STEP 1 ネガティブアラートで危険因子を確認
- 社会的陰謀が警戒 → 面接で必ず確認。他のアラートとの重複に注意
- 複数項目が警戒 → 重複が多いほど慎重に
- 虚偽申告が警戒 → スコアに依存せず実技・課題で別評価
STEP 2 ポテンシャルタイプでポジション適性を確認
- 募集ポジションに必要なタイプが7.0以上か
- そのタイプを成果に変える「配合」(対人・行動スタイル)がそろっているか
- 注意が必要な組み合わせ(未来創造↑×堅実↓ など)がないか
STEP 3 各スタイルで育成・配置・離職リスクを見積もる
- 総合学習スコアで育成コストを判断
- ストレススタイルで離職リスクと配置環境を確認
- 性格スタイルで職場環境との相性を最終確認
- 「強み × 弱み」の相殺パターンがないかを最後に総点検
📋 自社の採用精度を継続的に高める
VibesRadarの最も効果的な使い方は、自社の活躍人材の共通項を分析して採用基準を設定することです。

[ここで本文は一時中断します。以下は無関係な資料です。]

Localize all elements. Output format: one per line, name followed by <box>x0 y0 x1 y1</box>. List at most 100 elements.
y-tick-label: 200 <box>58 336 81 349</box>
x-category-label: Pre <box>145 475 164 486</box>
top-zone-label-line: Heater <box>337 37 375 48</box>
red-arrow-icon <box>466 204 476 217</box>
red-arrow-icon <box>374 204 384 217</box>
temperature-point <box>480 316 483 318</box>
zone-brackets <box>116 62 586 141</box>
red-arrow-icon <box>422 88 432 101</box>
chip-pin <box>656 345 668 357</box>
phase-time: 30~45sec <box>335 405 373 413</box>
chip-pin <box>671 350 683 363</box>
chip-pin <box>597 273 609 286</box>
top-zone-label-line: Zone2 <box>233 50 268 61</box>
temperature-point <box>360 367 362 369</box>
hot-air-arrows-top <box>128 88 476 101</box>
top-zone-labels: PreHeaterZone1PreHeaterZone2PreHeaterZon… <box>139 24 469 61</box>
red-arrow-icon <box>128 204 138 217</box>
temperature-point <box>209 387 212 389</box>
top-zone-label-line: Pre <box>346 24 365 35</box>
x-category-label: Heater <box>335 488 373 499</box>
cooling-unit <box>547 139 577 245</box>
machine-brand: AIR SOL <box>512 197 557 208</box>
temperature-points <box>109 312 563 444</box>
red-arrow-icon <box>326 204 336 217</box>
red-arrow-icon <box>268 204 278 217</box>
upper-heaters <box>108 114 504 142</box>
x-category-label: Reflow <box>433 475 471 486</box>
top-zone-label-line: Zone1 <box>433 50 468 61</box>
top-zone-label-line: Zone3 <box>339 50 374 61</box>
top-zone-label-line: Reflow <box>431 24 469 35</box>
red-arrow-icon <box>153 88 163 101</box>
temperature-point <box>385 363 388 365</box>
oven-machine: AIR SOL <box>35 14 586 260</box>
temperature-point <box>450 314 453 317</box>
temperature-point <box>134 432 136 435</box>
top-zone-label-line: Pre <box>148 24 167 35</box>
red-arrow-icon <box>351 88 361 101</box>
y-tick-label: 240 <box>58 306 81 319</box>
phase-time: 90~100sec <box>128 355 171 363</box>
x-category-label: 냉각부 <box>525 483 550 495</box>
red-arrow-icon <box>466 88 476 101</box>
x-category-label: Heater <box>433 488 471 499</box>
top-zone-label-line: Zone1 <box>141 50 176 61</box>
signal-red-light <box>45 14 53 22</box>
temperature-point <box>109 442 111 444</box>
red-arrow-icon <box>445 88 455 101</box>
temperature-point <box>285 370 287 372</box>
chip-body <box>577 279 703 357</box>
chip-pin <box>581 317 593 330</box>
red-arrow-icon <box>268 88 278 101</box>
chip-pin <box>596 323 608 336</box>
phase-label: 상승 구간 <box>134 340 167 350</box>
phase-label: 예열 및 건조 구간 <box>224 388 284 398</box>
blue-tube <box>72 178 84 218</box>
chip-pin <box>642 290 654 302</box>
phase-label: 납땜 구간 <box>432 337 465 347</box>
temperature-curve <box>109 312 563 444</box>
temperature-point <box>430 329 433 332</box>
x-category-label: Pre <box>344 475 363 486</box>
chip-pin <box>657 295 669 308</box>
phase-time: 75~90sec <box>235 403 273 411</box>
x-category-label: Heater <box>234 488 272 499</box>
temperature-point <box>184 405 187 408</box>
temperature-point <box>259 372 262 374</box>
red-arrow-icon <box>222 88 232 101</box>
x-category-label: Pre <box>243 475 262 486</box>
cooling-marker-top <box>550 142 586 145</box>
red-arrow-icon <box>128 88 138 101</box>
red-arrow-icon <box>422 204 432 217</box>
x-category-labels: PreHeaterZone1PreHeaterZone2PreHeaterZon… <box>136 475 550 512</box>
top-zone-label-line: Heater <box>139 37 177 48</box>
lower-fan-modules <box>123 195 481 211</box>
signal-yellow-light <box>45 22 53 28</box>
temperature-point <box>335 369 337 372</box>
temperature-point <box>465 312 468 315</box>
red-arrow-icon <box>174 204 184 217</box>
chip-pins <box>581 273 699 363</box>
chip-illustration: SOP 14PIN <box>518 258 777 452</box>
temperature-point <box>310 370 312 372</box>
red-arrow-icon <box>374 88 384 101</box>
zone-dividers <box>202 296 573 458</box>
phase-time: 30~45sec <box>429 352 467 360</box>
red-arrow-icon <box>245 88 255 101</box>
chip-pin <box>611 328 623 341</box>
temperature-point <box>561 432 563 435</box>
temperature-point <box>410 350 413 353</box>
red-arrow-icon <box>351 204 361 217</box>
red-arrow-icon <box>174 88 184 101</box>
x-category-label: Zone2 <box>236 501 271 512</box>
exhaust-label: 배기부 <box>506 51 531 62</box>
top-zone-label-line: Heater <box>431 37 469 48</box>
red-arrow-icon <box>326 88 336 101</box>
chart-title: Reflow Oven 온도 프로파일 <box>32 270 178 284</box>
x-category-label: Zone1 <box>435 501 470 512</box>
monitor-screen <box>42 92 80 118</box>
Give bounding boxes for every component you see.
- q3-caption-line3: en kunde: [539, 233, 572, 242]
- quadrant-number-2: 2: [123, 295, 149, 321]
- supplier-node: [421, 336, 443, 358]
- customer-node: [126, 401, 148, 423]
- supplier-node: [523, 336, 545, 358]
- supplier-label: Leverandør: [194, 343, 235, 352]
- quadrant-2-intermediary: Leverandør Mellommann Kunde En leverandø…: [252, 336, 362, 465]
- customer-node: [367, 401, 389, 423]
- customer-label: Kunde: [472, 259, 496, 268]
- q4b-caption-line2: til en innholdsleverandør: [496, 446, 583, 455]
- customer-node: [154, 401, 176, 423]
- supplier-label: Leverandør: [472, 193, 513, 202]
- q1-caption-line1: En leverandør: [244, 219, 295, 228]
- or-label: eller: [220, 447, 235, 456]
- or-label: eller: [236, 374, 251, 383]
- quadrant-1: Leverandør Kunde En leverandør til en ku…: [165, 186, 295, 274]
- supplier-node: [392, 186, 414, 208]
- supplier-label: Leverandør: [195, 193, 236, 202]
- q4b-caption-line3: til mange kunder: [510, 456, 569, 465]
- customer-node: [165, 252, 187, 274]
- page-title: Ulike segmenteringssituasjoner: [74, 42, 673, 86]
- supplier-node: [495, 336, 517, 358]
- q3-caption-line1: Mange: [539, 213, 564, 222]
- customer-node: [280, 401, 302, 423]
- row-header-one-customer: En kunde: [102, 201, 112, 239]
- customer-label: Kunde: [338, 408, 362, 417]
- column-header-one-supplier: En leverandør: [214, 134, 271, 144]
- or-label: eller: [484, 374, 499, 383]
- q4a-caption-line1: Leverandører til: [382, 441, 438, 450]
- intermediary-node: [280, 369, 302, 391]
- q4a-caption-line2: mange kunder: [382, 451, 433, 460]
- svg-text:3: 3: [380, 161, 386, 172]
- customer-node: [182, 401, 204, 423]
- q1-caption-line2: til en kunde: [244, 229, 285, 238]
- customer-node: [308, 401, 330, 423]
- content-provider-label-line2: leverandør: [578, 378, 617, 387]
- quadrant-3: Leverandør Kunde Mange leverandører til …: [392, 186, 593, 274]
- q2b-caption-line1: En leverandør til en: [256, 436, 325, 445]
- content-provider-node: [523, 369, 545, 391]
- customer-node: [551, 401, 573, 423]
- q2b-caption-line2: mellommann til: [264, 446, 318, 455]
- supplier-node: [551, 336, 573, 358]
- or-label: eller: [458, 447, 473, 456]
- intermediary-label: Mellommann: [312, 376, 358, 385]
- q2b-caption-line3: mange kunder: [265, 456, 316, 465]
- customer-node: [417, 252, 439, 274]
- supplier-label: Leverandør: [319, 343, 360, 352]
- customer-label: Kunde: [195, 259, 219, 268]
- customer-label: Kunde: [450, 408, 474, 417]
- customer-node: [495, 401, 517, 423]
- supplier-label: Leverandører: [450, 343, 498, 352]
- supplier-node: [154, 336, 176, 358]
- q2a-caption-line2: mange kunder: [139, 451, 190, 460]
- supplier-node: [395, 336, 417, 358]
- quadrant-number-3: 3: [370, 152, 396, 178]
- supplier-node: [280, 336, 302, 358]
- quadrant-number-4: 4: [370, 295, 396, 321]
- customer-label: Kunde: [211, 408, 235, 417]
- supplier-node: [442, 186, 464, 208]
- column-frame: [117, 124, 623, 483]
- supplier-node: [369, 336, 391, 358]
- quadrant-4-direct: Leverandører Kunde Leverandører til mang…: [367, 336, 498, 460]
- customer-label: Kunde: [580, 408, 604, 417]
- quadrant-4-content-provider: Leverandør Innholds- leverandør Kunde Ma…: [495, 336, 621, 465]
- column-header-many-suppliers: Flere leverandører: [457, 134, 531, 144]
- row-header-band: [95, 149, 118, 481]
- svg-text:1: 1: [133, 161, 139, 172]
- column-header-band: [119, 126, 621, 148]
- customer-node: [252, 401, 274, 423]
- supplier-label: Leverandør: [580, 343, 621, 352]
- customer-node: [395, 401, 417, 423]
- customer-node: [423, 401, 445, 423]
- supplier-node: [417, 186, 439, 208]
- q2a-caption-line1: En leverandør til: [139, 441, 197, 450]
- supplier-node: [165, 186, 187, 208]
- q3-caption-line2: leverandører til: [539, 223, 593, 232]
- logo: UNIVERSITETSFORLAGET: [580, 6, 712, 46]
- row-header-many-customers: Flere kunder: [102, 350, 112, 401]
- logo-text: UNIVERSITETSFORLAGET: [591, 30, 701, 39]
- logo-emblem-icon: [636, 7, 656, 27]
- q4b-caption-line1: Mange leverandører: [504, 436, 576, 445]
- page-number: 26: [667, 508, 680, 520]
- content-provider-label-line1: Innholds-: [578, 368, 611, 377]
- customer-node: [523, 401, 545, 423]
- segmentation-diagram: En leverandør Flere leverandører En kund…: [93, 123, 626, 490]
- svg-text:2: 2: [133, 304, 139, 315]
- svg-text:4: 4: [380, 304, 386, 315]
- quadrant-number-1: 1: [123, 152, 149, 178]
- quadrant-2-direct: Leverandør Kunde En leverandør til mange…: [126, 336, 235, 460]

- 現在の活躍人材(評価が高い社員)に受検してもらう
- 各項目のスコアを比較し、共通して高い(または低い)項目を特定する
- 特定した項目を「重要項目」として採用基準に設定する
- 候補者の結果を活躍人材の基準値と照合して判断する
⚠️ 同じ職種でも会社・組織ごとに重要項目は異なります。受検者の属性・業種・組織文化によってスコアの傾向は変わるため、他社の事例をそのまま使うのではなく、自社データから基準を作ることが採用精度を上げる最短経路です。
💡 この「自社基準づくり」と「面接官への観点共有」を継続することで、採用判断の精度は使うほどに高まっていきます。